Référencer un domaine viticole en AOC Bergerac ou Monbazillac sur Google
Vente au caveau, oenotourisme et expédition de bouteilles : comment un domaine du vignoble bergeracois se rend visible auprès des acheteurs qui cherchent en ligne.
Un domaine viticole du bergeracois vend de plusieurs façons à la fois. Il y a la vente au caveau, quand un visiteur s'arrête sur la route des vins entre Monbazillac et Pécharmant. Il y a l'oenotourisme, avec les visites de chai et les dégustations. Et il y a la vente à distance, vers des clients qui ont goûté un Monbazillac à table et veulent en recommander. Chacun de ces canaux part aujourd'hui d'une recherche Google, et c'est là que se joue une grande partie de la visibilité d'un domaine.

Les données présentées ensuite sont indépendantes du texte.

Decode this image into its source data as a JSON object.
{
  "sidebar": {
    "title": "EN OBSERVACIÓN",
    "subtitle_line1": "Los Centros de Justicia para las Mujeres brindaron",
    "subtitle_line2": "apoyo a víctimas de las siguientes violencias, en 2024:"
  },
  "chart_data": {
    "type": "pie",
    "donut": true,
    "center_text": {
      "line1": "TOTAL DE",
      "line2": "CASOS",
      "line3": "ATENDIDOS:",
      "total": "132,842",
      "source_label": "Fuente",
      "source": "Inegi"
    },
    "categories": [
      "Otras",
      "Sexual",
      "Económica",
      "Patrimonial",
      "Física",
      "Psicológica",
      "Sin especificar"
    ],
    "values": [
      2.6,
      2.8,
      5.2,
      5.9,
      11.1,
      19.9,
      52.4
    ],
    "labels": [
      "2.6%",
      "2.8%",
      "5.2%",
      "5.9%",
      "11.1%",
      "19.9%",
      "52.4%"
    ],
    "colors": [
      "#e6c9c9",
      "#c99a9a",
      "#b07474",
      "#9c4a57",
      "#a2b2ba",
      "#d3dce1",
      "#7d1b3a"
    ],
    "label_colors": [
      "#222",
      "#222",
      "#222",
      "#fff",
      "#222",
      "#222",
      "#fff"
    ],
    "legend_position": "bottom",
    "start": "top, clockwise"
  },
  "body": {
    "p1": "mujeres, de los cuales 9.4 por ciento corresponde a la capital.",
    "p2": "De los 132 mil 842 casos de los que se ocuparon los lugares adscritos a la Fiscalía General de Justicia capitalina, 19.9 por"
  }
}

La première erreur que je rencontre, c'est de croire qu'un domaine connu localement est forcément visible en ligne. Un vigneron peut avoir une excellente réputation à Bergerac et rester invisible quand quelqu'un cherche un domaine à visiter en appellation Bergerac depuis son canapé. Je travaille donc d'abord la fiche Google Business Profile du domaine, parce que c'est elle qui apparaît sur la carte quand un visiteur cherche une dégustation ou un caveau dans le secteur. Photos du chai, des vignes, des bouteilles, horaires d'ouverture réels du caveau, mention claire des appellations produites : tout cela aide à la fois Google et le futur visiteur.
Ensuite vient le site du domaine. Beaucoup de sites de vignerons sont très beaux mais parlent surtout du domaine et peu des questions que se posent les acheteurs. Or les gens cherchent des choses précises : un vin moelleux pour accompagner un foie gras, un rouge de garde en Pécharmant, un domaine où venir déguster en famille, une cave qui expédie des cartons. Je construis des pages qui répondent à ces intentions réelles, en parlant le langage des appellations Bergerac, Monbazillac et Pécharmant sans jamais inventer de récompense ou de chiffre. La sincérité paie, en référencement comme à la vente.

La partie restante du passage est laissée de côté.